Now more than ever, leaders are required to have a high level of emotional intelligence to deal with the impact of COVID-19 on their teams and colleagues. By increasing our understanding of the inherent roles we play in our life and work, we can improve our personal and professional relationships, and in turn become more effective leaders.
This was the theme of a recent interactive workshop led by Kimberley Lotery, Leadership, Executive and Systemic Coach at One Mind Coaching, for the Imperial Women’s Network. The audience of Imperial alumni explored how to become more efficient and empathetic leaders, ready for the business world of tomorrow.
“75% of careers are derailed for reasons related to emotional competencies, including inability to handle interpersonal problems; unsatisfactory team leadership during times of difficulty or conflict; or inability to adapt to change or elicit trust.”
The Center for Creative Leadership
The Drama Triangle
The session began by focusing on Stephen Karpman’s ‘Drama Triangle'. Kimberley talked through the interchanging roles of persecutor, rescuer and victim – a revolving cycle of relationship roles which we all play at some point. The roles are not static, although we have a predisposition to one.
Each position confirms our internal beliefs about ourselves and the others we are interacting with and influences how we react. We move around the drama triangle in a cycle of discontent repeating patterns that reinforce our internal scripts and narratives. We often carry these traits with us from our personal relationship systems and family systems, through to the workplace unknowingly, with sub-optimum results. In order to break this cycle, personal enquiry and self-reflection helps to identify which role you naturally play.
Once you have established this, you can adjust how you respond to situations moving forward, and actively change this pattern to reflect the ‘winners’ triangle instead. This shifts the focus to ‘coach’, ‘vulnerable’ and ‘powerful’, a scenario where each supports the other to succeed. Re-evaluating the roles like this will help create a more positive environment for people to learn, work and thrive, communicating better resulting in healthier, and more equitable and empowered relationships.
The session made me reflect about my own style and the role I play in conflict situations and how this is transferred to our style and development as female leaders. The presentation was very illustrative and useful, and the delivery was flawless, allowing for a safe and confidential platform for sharing and engagement.
Quote from participant
Moving from the personal to the professional, the workshop also explored the qualities of dysfunctional teams and how these can be addressed. Stress points for a team can often centre around:
Focusing on the quadrants of leadership conversation (Theory U, Otto Scharmer) Kimberley explained how to move from a non-reflective dialogue as a team to reflective dialogue, moving through the difficult states of ‘polite corporate speak’ to ‘breakdown of control’, through the inquiry stage, to reach a point of authentic communication and trust.

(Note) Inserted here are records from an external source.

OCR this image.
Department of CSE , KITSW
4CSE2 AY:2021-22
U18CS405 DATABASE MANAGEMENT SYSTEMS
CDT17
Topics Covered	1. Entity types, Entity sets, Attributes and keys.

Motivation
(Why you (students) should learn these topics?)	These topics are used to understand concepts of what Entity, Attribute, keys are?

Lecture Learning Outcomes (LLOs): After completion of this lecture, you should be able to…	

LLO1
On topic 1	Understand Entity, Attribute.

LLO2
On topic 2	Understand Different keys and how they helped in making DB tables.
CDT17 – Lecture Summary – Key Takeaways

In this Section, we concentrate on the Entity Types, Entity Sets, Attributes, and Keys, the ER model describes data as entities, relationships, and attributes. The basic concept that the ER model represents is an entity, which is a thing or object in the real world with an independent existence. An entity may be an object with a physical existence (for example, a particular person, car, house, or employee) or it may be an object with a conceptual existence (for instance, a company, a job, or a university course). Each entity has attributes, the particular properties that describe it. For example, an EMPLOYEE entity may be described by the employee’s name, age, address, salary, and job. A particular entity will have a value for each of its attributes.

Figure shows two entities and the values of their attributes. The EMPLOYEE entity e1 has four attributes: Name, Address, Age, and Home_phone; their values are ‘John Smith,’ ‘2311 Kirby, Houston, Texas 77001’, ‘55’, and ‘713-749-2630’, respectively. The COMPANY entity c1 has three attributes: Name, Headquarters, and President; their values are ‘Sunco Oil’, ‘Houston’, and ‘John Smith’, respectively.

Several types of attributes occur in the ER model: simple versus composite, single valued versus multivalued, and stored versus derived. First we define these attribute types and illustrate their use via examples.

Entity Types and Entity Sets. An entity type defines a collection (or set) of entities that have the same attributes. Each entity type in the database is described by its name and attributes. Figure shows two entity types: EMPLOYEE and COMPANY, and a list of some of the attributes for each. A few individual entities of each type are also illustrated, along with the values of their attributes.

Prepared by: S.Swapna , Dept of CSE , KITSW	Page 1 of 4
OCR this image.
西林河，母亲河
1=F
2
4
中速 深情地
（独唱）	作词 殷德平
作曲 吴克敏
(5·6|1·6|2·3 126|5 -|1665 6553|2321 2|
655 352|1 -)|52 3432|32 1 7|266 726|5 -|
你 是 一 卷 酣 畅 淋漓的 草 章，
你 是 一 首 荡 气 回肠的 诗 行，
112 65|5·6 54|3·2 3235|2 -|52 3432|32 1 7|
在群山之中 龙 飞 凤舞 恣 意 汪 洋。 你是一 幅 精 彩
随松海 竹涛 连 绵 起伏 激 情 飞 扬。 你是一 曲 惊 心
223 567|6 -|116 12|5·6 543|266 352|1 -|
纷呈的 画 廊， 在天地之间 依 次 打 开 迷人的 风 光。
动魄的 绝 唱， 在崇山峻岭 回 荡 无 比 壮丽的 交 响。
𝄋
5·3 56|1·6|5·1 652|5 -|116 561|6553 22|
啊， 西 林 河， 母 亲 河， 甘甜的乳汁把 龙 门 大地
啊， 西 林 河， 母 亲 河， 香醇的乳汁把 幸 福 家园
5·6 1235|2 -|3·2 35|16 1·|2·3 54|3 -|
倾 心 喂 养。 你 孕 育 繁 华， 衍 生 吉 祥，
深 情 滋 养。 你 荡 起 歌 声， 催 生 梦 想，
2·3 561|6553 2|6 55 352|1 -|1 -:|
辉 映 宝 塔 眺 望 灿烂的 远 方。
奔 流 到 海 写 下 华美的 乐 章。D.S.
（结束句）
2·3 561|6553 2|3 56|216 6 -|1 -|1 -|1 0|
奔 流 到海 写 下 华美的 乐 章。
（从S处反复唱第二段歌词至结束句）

In order to successfully move through these stages, an essential element is listening and reflective enquiry which supports a move from an ego ‘I based’ awareness to a more ‘we based’ approach.
“By listening more effectively, we can move from a silo to a systemic view, ego to eco awareness that serves and support thee wider team/system. Leadership doesn’t exist in isolation, but in the relationships that we create,” commented Kimberley.
Strong leaders have strong listening skills. Analysing the type of listener you are will help your work and personal relations, and make you a better leader as well as team player. A person who is an ‘internal listener’ will hear, but only focus on how it relates to them and their own responses. A ‘focused listener’ is more attentive and perceptive, however to truly connect and be an empathetic leader you need to listen on a deeper and broader level. And this involves an emotional connection – taking note of body language, voice intonations and energy levels as well as an understanding of the others mental model. This is when you will move into a more focused coaching, empathic, resonant and leadership stance.
To facilitate this reflection, it is necessary to think about things from others perspective and explore how things can be interpreted differently - with different biases, backgrounds, internal narratives and culture codes all shaping our mental models.
Participants took part in both practical and experimental exercises in groups, personal reflection work and group share, and a pre-session questionnaire to bring out the collective wisdom of the group. Using this process of internal reflection and self-analysis we can all become more empathetic and connected colleagues and leaders – exactly the traits needed to move forward in the business world of today and be future fit.
The practical sessions were quite revealing and I left with a new perspective and actions to go forward with.
Quote from participant
Kimberley Lotery is a trained Coach and member of the International Coach Federation (ICF), and a Mentor on Coach Training Course accredited by the ICF.
She coaches 1:1 and senior leadership teams across a wide range of clients and sectors including finance, technology, retail, professional services, hotels, travel and lifestyle as well as the public and not for profit sectors.
Imperial Women’s Network
The Imperial Women’s Network is focused on advancing women’s leadership in business. The supportive community aims to provide a space for peer-to-peer professional and personal networking and support for female alumni, and male ‘advocates of diversity’ who have studied at Imperial College London.